Di-(Tert-Butylperoxyisopropyl)Benzene 40BC

    • Product Name: Di-(Tert-Butylperoxyisopropyl)Benzene 40BC
    • Alias: DTBPIB 40%
    • Einecs: 251-882-0
    • Mininmum Order: 1 g
    • Factroy Site: Yudu County, Ganzhou, Jiangxi, China
    • Price Inquiry: sales3@ascent-chem.com
    • Manufacturer: Ascent Petrochem Holdings Co., Limited
    • CONTACT NOW
    Specifications

    HS Code

    420722

    Chemical Name Di-(tert-Butylperoxyisopropyl)benzene
    Product Code 40BC
    Appearance Clear to pale yellow liquid
    Molecular Formula C22H38O4
    Molecular Weight 366.54 g/mol
    Active Oxygen Content 8.7%
    Peroxide Content 40%
    Density 0.97 g/cm3 at 20°C
    Boiling Point Decomposes before boiling
    Solubility Insoluble in water
    Flash Point 110°C (closed cup)
    Autoignition Temperature 220°C
    Decomposition Temperature ≥ 80°C
    Use Category Organic peroxide initiator
    Storage Temperature Below 30°C

    As an accredited Di-(Tert-Butylperoxyisopropyl)Benzene 40BC factory, we enforce strict quality protocols—every batch undergoes rigorous testing to ensure consistent efficacy and safety standards.

    Packing & Storage
    Packing Di-(Tert-Butylperoxyisopropyl)Benzene 40BC is packaged in a 20 kg blue HDPE drum with hazard, batch, and product identification labels.
    Shipping Di-(Tert-Butylperoxyisopropyl)Benzene 40BC is shipped as a hazardous material under temperature-controlled conditions.

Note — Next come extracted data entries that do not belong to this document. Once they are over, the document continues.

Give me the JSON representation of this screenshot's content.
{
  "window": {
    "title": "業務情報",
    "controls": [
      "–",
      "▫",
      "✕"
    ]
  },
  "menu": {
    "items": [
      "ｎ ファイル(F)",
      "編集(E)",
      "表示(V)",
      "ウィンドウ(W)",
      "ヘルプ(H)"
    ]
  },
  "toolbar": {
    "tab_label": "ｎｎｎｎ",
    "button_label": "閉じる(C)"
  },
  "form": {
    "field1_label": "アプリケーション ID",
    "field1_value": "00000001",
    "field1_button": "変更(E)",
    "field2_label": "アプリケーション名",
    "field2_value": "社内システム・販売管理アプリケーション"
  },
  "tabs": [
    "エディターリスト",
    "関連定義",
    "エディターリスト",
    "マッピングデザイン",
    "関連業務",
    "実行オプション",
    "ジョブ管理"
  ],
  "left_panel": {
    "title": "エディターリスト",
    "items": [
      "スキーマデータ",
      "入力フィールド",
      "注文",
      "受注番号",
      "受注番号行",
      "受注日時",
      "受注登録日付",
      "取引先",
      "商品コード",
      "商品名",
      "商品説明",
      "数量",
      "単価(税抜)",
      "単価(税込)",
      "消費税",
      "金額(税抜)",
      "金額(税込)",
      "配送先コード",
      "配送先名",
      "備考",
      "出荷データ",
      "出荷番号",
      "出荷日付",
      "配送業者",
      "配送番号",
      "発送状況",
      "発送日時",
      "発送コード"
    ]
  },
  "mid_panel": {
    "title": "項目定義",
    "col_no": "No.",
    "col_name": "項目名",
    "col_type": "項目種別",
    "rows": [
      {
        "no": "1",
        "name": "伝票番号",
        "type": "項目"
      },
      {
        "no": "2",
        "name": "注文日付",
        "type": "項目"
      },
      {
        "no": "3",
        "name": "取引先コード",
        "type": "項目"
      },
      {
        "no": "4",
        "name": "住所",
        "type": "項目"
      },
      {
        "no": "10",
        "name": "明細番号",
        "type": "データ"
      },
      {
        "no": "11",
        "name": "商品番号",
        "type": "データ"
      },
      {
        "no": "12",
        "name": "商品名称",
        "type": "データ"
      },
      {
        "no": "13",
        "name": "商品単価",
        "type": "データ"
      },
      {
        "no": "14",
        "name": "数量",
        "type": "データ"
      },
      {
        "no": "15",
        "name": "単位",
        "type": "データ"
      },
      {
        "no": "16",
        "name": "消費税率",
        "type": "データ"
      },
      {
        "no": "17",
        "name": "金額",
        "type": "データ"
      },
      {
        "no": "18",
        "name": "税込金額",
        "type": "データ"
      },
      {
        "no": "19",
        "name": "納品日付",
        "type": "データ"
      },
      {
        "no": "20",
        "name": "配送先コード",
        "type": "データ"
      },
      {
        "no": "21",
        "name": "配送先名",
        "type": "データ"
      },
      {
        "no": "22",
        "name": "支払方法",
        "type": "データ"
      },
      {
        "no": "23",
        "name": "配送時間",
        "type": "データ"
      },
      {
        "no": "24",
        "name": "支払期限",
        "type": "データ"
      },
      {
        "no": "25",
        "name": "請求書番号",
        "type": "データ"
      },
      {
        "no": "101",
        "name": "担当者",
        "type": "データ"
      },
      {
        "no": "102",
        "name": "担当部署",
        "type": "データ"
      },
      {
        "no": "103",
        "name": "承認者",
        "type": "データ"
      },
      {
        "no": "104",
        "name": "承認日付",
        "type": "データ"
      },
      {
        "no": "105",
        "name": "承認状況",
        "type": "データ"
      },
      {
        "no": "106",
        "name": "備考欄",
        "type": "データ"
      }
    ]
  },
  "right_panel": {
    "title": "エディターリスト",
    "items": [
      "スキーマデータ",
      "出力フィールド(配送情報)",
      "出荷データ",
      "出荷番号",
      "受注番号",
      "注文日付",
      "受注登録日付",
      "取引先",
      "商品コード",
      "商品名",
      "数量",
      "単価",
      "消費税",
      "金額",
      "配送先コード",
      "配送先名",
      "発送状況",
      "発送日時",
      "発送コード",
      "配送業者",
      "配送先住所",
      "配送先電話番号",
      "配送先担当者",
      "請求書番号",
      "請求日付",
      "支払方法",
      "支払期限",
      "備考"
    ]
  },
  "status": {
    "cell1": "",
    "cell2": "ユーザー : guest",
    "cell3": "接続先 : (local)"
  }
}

It is packaged in approved containers to prevent contamination and decomposition, with shipping in accordance with DOT, IATA, and IMDG regulations for organic peroxides. Proper labeling, documentation, and safety precautions are strictly followed during transit.
    Storage Store Di-(Tert-Butylperoxyisopropyl)Benzene 40BC in a cool, dry, and well-ventilated area away from heat, direct sunlight, and incompatible substances such as reducing agents and acids. Keep the container tightly closed and protected from physical damage. Use only approved containers, and avoid sources of ignition or static discharge. Follow all local regulations and safety guidelines for organic peroxides.
    Free Quote

    Competitive Di-(Tert-Butylperoxyisopropyl)Benzene 40BC prices that fit your budget—flexible terms and customized quotes for every order.

    For samples, pricing, or more information, please contact us at +8615365186327 or mail to sales3@ascent-chem.com.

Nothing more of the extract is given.